A senior officer spoke out after Oxford City Council passed a motion urging Thames Valley Police to crack down on speeding drivers.

Ch Insp Gill Wootton, of the roads policing department, said road layout changes such as chicanes should keep speeds down – and enforcement would only be used as a last resort.

A 20mph limit was brought in on almost all residential roads and some main routes in September 2009 but police said from the outset they would not be actively enforced.

The Labour-controlled council’s motion came after the force switched on speed cameras on April 1 after an eight-month hiatus, spurred by funding fears.

The motion – passed unanimously – said: “Council welcomes the fact that speed enforcement by Thames Valley Police using roadside cameras has come back into effect.

“Council believes that enforcement of all speed limits is necessary to ensure that injuries and fatalities on Oxford’s roads continue to reduce.
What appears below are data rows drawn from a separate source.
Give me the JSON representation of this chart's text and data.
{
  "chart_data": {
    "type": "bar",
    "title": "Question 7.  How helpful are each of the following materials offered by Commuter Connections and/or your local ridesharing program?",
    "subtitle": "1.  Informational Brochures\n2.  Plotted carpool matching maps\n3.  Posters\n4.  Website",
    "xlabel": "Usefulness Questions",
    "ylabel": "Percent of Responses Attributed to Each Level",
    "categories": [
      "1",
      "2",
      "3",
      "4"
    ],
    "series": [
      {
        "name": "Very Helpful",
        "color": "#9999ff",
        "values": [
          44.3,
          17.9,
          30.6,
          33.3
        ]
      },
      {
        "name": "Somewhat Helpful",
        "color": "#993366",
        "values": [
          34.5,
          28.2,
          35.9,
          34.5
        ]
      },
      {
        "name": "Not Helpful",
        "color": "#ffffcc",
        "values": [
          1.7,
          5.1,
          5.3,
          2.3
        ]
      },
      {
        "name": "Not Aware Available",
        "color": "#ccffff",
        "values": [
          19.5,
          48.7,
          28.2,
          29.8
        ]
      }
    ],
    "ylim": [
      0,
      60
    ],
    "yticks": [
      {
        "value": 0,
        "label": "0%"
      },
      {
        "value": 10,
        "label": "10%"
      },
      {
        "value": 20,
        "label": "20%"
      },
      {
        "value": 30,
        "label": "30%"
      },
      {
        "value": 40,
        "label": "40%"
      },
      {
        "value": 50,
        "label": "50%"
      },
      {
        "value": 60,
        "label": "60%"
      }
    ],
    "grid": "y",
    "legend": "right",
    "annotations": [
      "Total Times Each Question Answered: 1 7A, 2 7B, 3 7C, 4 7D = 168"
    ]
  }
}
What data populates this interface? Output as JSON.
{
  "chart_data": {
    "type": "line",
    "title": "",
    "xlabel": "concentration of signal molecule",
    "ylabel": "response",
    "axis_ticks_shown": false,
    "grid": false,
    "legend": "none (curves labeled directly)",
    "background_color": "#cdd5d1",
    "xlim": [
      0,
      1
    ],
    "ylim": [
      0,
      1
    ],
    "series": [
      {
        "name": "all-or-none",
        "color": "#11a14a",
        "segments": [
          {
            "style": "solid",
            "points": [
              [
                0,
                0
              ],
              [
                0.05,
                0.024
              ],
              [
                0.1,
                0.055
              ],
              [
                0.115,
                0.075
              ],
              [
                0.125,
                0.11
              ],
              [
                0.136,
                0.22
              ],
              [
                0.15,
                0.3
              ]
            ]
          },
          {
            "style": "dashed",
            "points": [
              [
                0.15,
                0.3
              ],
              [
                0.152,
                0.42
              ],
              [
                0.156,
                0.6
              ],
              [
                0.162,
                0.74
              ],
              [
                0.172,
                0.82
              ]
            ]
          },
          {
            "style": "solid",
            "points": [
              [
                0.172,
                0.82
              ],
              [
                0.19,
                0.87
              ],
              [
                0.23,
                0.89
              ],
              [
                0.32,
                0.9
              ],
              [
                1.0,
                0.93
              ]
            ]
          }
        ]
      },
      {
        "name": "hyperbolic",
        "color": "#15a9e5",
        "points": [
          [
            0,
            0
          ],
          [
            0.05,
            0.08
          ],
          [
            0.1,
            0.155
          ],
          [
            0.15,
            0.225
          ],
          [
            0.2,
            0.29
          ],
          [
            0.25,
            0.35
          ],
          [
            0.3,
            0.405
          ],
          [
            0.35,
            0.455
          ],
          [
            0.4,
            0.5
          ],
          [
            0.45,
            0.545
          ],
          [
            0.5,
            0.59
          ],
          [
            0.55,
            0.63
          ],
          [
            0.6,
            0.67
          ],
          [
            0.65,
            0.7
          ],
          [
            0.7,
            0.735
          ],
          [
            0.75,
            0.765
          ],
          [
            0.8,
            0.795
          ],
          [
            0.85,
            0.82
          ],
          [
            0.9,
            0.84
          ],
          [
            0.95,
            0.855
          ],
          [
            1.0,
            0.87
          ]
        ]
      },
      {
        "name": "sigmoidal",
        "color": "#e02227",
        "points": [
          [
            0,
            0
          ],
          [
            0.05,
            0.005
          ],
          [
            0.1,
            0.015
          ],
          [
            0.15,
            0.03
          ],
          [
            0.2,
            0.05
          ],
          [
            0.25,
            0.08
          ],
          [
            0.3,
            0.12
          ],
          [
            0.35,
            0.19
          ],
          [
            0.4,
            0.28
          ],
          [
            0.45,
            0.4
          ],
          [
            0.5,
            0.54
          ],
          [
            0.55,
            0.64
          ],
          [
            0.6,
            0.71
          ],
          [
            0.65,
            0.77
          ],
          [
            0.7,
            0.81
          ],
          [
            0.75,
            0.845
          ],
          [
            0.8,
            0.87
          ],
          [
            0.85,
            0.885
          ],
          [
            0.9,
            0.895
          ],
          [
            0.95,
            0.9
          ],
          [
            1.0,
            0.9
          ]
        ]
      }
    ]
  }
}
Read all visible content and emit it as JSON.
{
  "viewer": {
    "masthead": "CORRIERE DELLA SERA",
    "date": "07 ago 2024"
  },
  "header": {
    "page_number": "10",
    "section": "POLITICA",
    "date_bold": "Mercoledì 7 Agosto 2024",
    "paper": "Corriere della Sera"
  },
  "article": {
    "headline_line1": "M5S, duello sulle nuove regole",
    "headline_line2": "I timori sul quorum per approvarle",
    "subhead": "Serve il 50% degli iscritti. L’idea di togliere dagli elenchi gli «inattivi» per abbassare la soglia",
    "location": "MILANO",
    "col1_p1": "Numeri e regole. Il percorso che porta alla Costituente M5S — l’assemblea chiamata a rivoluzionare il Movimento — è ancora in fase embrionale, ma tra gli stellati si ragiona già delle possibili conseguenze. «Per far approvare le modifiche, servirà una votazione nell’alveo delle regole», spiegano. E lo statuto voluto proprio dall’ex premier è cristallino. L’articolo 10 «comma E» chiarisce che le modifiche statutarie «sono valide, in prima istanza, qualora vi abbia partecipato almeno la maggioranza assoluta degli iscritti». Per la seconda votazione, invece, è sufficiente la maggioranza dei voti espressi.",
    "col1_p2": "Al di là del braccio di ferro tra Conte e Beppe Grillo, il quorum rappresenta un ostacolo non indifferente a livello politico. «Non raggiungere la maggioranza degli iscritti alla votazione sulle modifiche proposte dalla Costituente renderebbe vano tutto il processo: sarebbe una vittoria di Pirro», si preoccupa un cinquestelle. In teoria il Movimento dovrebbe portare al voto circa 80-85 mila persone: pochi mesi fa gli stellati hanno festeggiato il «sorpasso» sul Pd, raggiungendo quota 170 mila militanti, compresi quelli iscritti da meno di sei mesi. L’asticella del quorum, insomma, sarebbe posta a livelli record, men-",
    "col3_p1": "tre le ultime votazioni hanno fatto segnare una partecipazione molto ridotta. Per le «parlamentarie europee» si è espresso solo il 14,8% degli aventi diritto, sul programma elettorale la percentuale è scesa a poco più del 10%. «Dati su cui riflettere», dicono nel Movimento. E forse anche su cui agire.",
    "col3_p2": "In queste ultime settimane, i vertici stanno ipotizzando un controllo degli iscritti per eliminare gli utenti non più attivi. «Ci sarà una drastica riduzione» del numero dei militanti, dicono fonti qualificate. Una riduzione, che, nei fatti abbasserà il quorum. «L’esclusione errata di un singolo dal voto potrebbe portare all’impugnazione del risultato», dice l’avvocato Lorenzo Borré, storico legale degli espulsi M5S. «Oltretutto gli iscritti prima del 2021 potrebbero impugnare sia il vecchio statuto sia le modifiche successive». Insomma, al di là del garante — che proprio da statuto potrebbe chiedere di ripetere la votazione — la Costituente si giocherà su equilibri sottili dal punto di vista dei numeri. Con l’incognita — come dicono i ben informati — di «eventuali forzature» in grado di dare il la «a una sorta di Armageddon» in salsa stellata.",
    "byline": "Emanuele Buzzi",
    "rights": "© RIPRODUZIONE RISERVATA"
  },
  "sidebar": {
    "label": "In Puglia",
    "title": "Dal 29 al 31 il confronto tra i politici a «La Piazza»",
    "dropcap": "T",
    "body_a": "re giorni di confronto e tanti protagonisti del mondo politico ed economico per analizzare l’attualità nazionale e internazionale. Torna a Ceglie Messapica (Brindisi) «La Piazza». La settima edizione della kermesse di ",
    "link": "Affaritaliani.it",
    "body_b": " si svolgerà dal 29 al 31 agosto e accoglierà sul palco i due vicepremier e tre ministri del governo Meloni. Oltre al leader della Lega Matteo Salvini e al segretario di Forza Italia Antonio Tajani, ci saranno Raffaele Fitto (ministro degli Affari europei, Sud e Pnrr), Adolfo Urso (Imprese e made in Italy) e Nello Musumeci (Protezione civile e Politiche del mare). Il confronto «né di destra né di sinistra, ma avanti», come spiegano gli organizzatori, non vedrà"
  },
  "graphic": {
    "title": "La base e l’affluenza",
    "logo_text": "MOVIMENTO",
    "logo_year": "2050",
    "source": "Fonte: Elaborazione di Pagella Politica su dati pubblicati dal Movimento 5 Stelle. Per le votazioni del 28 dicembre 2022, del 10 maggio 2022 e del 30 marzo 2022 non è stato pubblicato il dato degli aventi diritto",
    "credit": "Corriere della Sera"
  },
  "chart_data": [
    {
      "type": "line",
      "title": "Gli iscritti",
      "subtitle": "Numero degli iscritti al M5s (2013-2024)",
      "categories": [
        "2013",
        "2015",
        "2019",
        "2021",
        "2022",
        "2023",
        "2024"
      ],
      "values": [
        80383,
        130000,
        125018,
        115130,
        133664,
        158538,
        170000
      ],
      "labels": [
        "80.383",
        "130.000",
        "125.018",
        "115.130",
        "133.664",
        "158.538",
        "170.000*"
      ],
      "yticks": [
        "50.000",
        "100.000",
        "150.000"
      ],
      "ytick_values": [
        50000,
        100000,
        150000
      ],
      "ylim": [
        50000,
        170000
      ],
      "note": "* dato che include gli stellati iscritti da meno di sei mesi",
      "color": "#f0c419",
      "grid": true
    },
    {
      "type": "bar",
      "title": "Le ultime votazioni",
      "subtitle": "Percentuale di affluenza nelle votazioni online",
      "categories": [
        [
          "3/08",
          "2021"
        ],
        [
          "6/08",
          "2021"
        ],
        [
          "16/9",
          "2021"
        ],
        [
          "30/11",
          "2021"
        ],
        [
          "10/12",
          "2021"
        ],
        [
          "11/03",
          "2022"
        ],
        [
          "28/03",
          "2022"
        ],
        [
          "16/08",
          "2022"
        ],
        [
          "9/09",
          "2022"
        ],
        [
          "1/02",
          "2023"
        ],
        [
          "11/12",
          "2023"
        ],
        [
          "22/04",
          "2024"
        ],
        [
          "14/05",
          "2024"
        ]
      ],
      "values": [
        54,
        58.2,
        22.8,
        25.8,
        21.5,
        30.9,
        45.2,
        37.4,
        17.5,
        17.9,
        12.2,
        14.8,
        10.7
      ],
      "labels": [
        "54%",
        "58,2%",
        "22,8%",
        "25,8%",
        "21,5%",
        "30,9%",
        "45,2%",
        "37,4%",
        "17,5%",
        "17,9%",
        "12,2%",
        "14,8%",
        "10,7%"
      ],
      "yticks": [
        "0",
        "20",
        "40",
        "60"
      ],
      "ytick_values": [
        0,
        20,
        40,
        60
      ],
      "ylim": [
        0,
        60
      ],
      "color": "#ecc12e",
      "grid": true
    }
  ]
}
Council therefore calls upon Thames Valley Police to give enforcement of 20mph speed limits in Oxford their urgent attention.”

But Ch Insp Wootton said: “Speed enforcement will be considered when other options have been exhausted.

This has not been necessary to date. However, we are monitoring the situation in relevant areas.”

Road changes such as chicanes were introduced with the new zones and Chf Insp Wootton said these meant the limits should be “self enforcing”.

“Simply putting a different number at the end of a road and relying on enforcement alone to achieve compliance is not the answer,” she said.

Speeds have been monitored in problem areas, such as Blackbird Leys and Rose Hill.

Liberal Democrat Alan Armitage, who put the motion, said: “It doesn’t say much for the police that they don’t give a damn what the people think.

“It is a high priority for people in Oxford who are worried about protecting themselves and their children.”

Labour leader Bob Price said Beaumont Street and Park End Street were among roads which would benefit from enforcement.

He said: “We don’t expect police to focus all their attention on the enforcement of speed limits but, where you have places where it happens, there is a strong case for them using a short, sharp period of enforcement.”

In April, a police check outside St John Fisher Primary School in Sandy Lane West, found 44 of 110 cars over the limit. But a check in Mill Street, Ferry Hinksey Road and Richmond Road that month found most drivers – 135 out of 137 – stuck to the limits.

Accidents fell from 166 from September 2008 to August 2009 to 159 in the same period the following year.